Crumb is also well known for creating some very sexist and racist work on occasion and these pieces are hard to look at today. He's a product of a much more sexist and patriarchal society, and racism was something that was much more casually present than today. Crumb is frank about these works and his various sexual and psychological hang-ups, telling Dan Nadel right at the start that he wants no sugar-coating. Nadel details how badly he sometimes treated the women (particularly) in his life: he was quite the philanderer. It shouldn't come as a great surprise, but a lot of the "hippies" enjoying the drugs and "free love" were the same products of such a society and would happily leave the washing up to the women. Crumb interrogates himself painfully in his note books and letters over his multitude of failings, well aware of the hurt he causes. His very dysfunctional family background must have contributed to this.

For a look at him and, particularly, the relationship with his older brother Charles, see Terry Zwigoff's film Crumb. Charles Crumb, committed suicide in 1992.

Dan Nadel's book is well worth a read and not only for the Robert Crumb story but also a glimpse of all the other underground artists he inspired or worked with. In addition, it's a story of the unfolding of the 1960's "counter-culture", especially what was happening at its epicenter in San Francisco. But this was something that reverberated across the whole of the USA, and Europe as well. Music (Crumb meets Janis Joplin), drugs (lots of LSD taken and pot smoked) and general craziness. Like all these things, the scene dissipated quite quickly with many more undesirable sorts moving in and causing trouble. But the story is fascinating, as is this book.
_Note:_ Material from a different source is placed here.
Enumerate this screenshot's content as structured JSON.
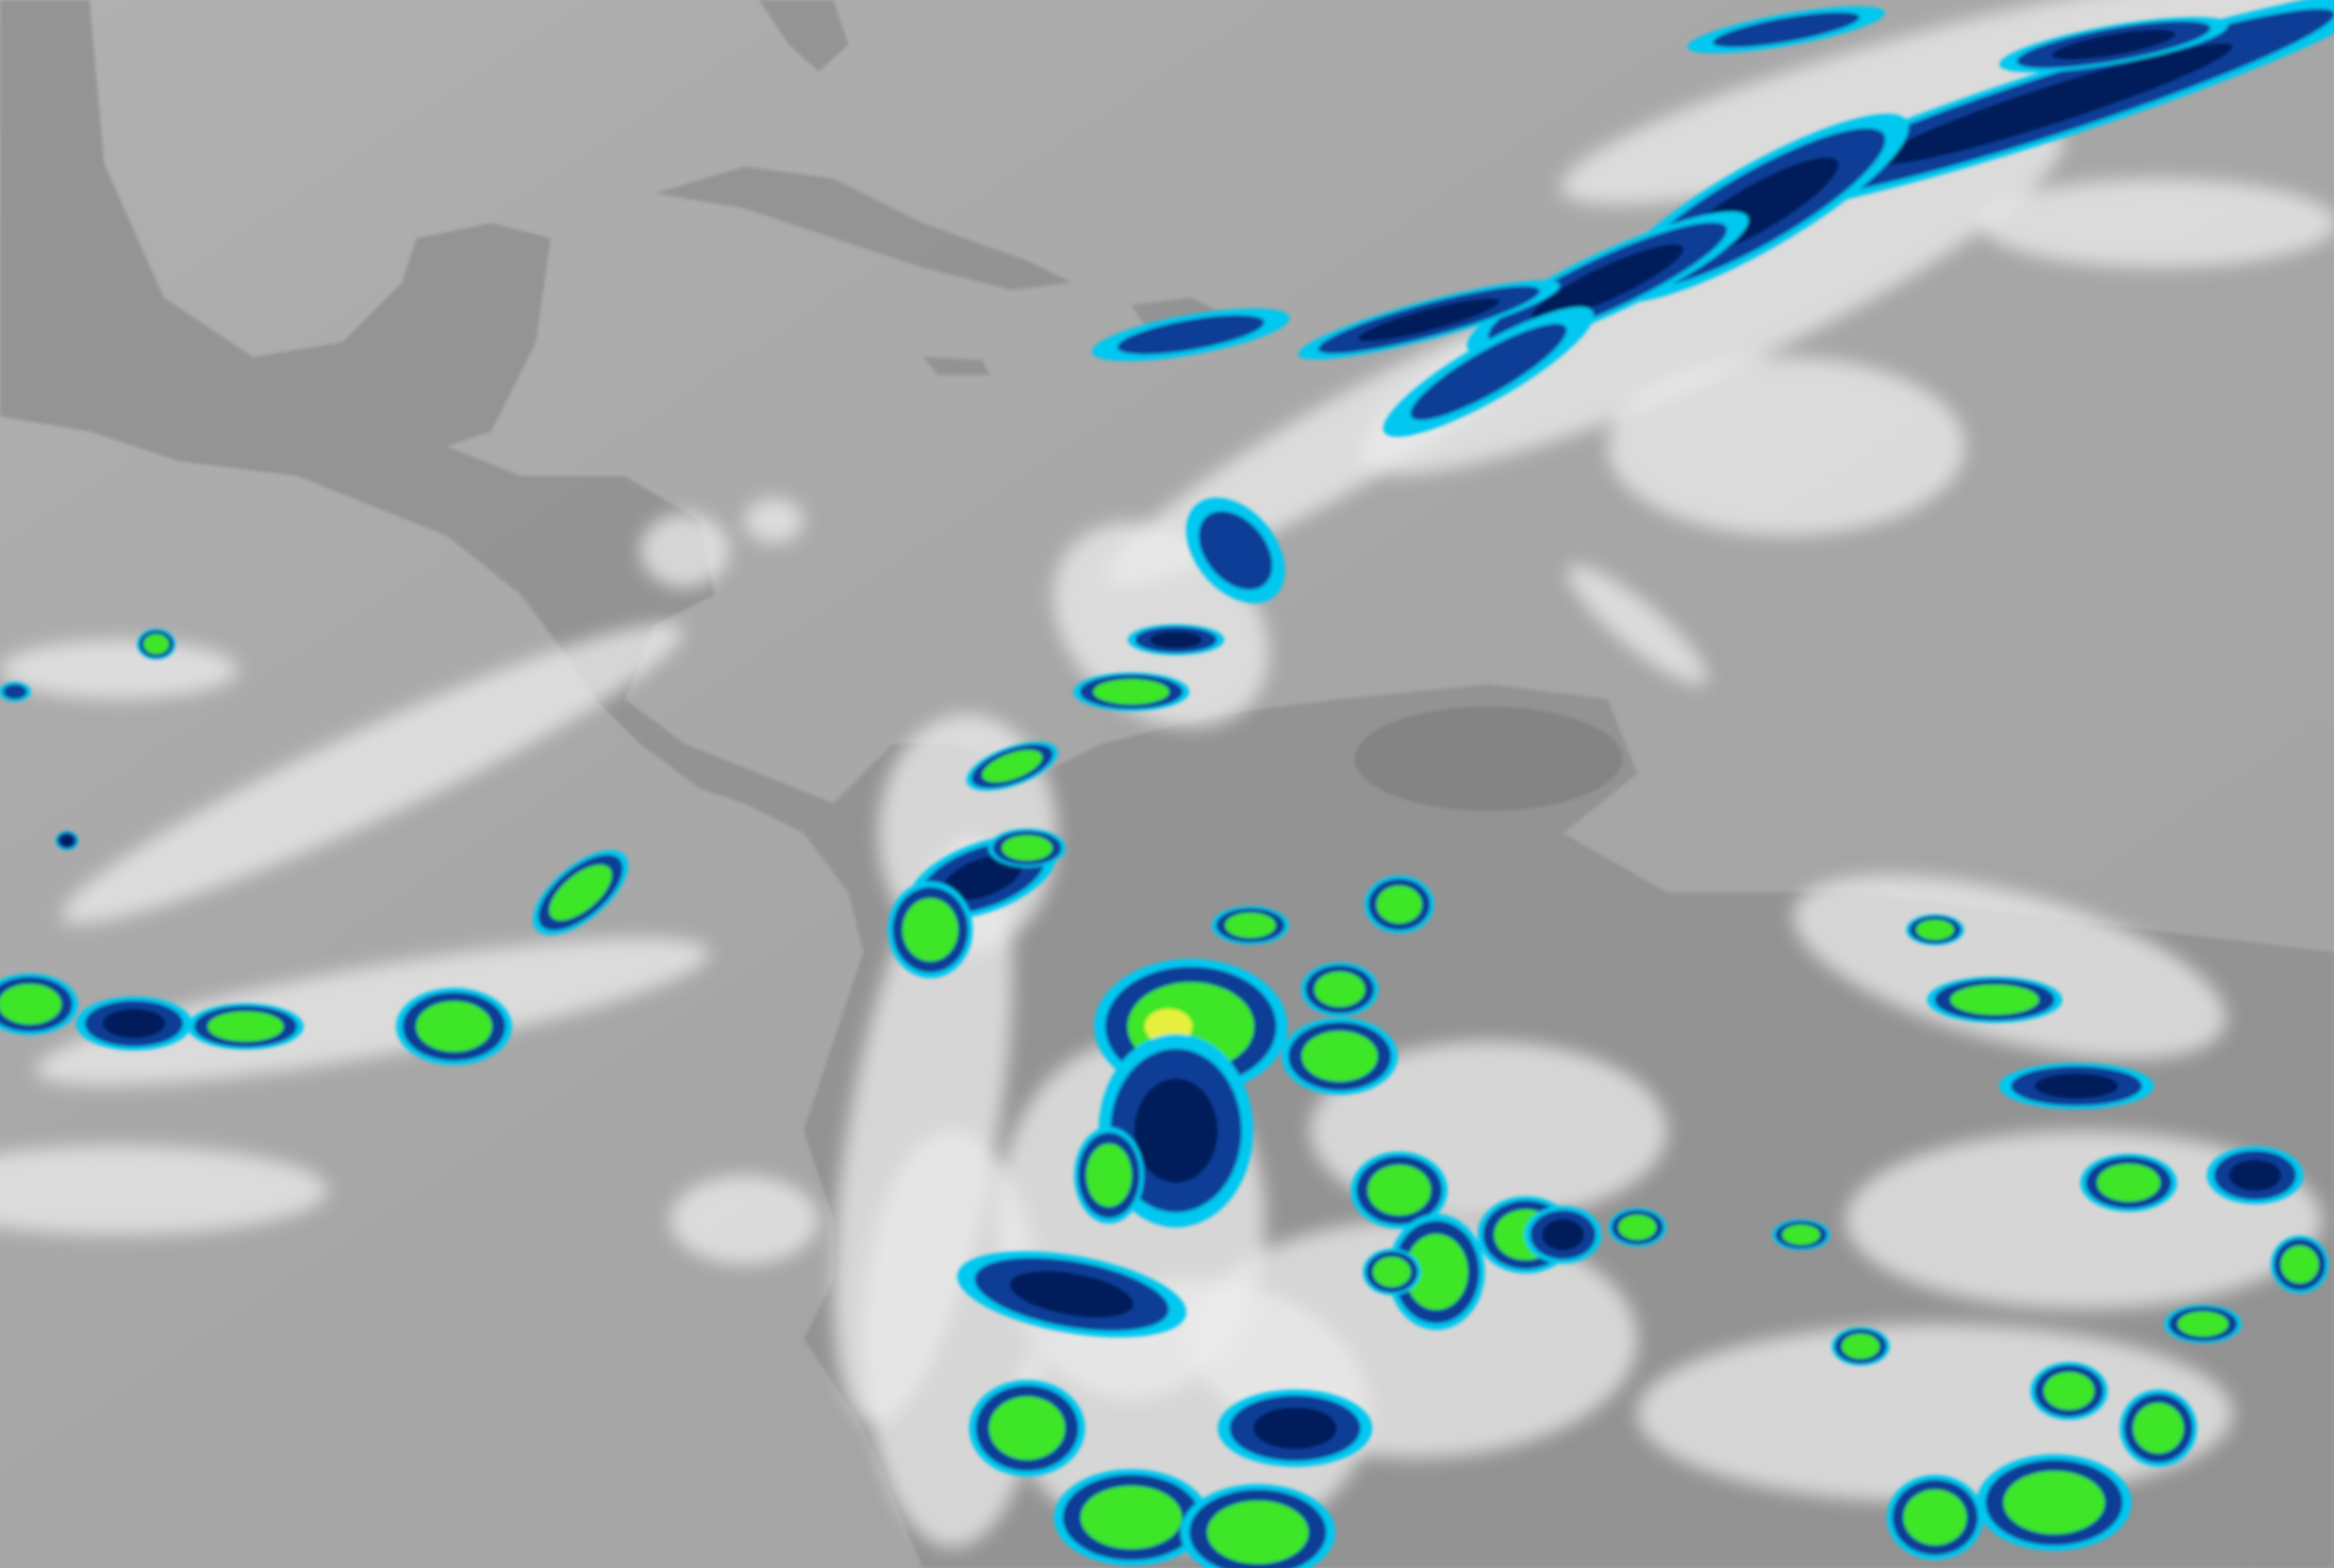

Crumb is now 82 years old (as of December 2025). Is he still working? Has he mellowed at all? Well, he is still working although his published output has slowed significantly. As for mellowing, he has just had a new comic published by Fantagraphics called Tales of Paranoia and he still seems to be railing against much of the horrible reality of the modern world. Including things like surveillance, vaccine mandates and no doubt much else. He is still Robert Crumb, the famous curmudgeonly comic artist after all.